While going through the studio, Virginie overhears a conversation between Mr. Florès and his mistress Daisy (Maria Pacôme), who plan on misleading the detectives. After several investigations of the inspectors, Virginie is convinced that she has found the murderer through a letter. According to her, this man is Gérard Lalemand. Because the detectives do not believe her, she decides to contact Gérard herself. Virginie talks to him over the phone and arranges a meeting. When Gérard fails to show up, Virginie locates his residence, where she is told that Mr. Lalemand has been dead for over three years. Virginie realizes that she has been talking to Lalemand's son (Georges Descrières), who is the same charming man whom she met earlier at the studio.

Shortly after, Léon has been arrested for blackmailing Hervé. He admits that he is the mysterious person who left the studio over the roof on the night of the murder, but claims that Hervé is the guilty one. To Hervé's surprise, Albert uses a trick to prove Hervé's innocence to the detectives: He claims that a witness saw the murder, whereupon Herve bursts into joy, suggesting to the hidden detectives that he did not commit the murder.

In the meantime, Virginie believes that she has tracked Gérard Lalemand down to Blue Fetish, a gay nightclub where he is performing as a singing transvestite under the alias Danielle. Upon confronting him, she realizes that the man is not Lalemand but her fellow dance teacher Daniel (Philippe Nicaud). Virginie leaves soon afterwards to return to Gérard Lalemand's residence.

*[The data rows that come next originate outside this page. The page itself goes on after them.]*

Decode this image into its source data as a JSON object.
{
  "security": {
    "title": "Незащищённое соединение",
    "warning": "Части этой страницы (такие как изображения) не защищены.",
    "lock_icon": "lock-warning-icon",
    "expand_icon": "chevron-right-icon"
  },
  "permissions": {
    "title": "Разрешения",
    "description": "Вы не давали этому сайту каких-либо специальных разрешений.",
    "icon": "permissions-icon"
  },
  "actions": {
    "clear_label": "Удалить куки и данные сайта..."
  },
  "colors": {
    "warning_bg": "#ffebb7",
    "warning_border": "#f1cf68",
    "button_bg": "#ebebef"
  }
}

There, she finds out that the real Lalemand is an acquaintance to Florès and Daisy, who have given a false statement when Lalemand was still a suspect. Virginie is told that Anita was Lalemand's father's mistress and that she had permission to profit from Lalemand's F50 million inheritance while she was still alive. Therefore, obviously bisexual Lalemand has sent his boyfriend Daniel to kill Anita. Hervé's innocence is proven perfectly, and he gratefully kisses his wife.

==Cast==
- Brigitte Bardot as Virginie Dandieu
- Henri Vidal as Hervé Dandieu
- Dawn Addams as Anita Florès
- Darío Moreno as Florès
- Georges Descrières as Gérard Lalemand
- Serge Gainsbourg as Léon
- Maria Pacôme as Daisy
- François Chaumette as Joseph
- Noël Roquevert as Albert Decauville-Lachenée
- Philippe Nicaud as Daniel

==Production==
Unlike her earlier films, for which she received a notably lesser salary, Bardot demanded $200,000 plus a percentage of the profits. Sylvia Lopez was originally cast as Anita Florès, but terminal leukemia prohibited her from finishing the film. She withdrew after a few days of shooting and was replaced by Dawn Addams.

Shooting took place at the Victorine Studios in Nice. The film's sets were designed by the art director Jean André.

==Reception==
The film generated a profit of $2 million for Lévy, a dissatisfactory amount compared to Bardot's earlier films.The flop inspired Raoul Lévy, the producer who elevated Bardot to stardom, to cease his collaboration with the actress.